I could not leave my apartment today. All day, in 80 degree weather, the children and I were held captive by our ghetto apartment complex. My complex had the genius idea of installing “green” toilets, and because of that, we had stay home between the hours of 9-6 while waiting for these “green” toilets.
What am I missing here? Sure, my complex has new management. Sure, they are trying to make the property better. Call me crazy but I think instead of worrying about “green” toilets, perhaps they should get the drug problem under control? Even the vandalism could use some work. Or, how about the mold problem? Nope! Green toilets it is.
My children need a step stool to reach the toilet. My children are 11 and 9. I thank my lucky stars I do not have a toddler who I am potty training, because this would just not work. My children hate this toilet so bad they have asked me when the day will come that they will no longer have to poop.
Somewhere along this journey of motherhood, I may have told my children then when you reach a certain age, you no longer poop. Yes, I am ashamed. Yes, I will relinquish my mother-of-the-year crown. It had to have been in a moment of potty training desperation when I may have told my children “It’s okay, just go poop in the potty now…..and one day you wont have to poop again.” I have no idea what I was thinking other than I just needed my kids to be potty-trained six years ago. Who would have known these little suckers would have remembered word for word what I said.
I hate bathroom humor. It’s so gross to me. I do not want to visualize anyone on the toilet. That is why God blessed me with a daughter who refuses to flush the toilet, and now I am blessed with a 5 foot toilet. Thank you Apartment Complex!
Even my husband, who knows how I am, and knows how much I hate bathroom humor could not resist making a joke about “Geez, now it really is the size of a throne.” Again, do I really need a visual?
This is why I do not feel bad for hiding two of his “lounge around” shirts.
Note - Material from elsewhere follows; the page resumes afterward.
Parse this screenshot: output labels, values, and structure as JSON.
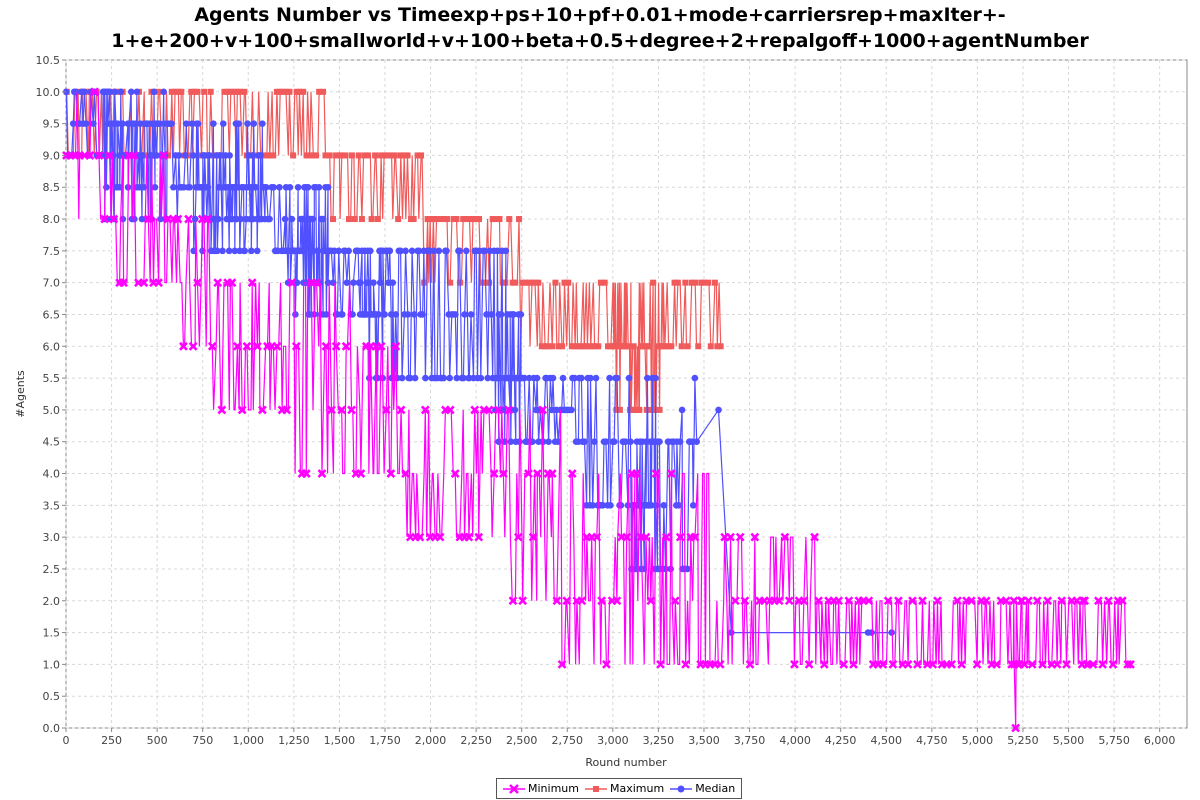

My husband has these two hideous shirts. They are about three sizes too big, and just do not flatter him at all. They are falling apart, worn and torn, and to make matters even worse, one of them is a Philadelphia Eagles shirt. Yuck.
The other day as I was folding laundry, why my husband was safely at work, I decided to accidentally misplace these shirts. They are clean, they are folded, they are just in a place I know he will never find them. In the laundry basket. The way I see it, I am actually doing him a favor. This is what is known as “Jen Logic.” You see, my husband has no idea how nice he looks in just a basic black t-shirt, that is his size. So…once he sees that I am complimenting him on his black t-shirt that he is now forced to wear, he will thank me, or, he will quickly forget about the two hideous shirts. Don’t judge me, this is to benefit the marriage!
Also, important to note, my husband does do social media, so if you were thinking about ratting me out, then think again!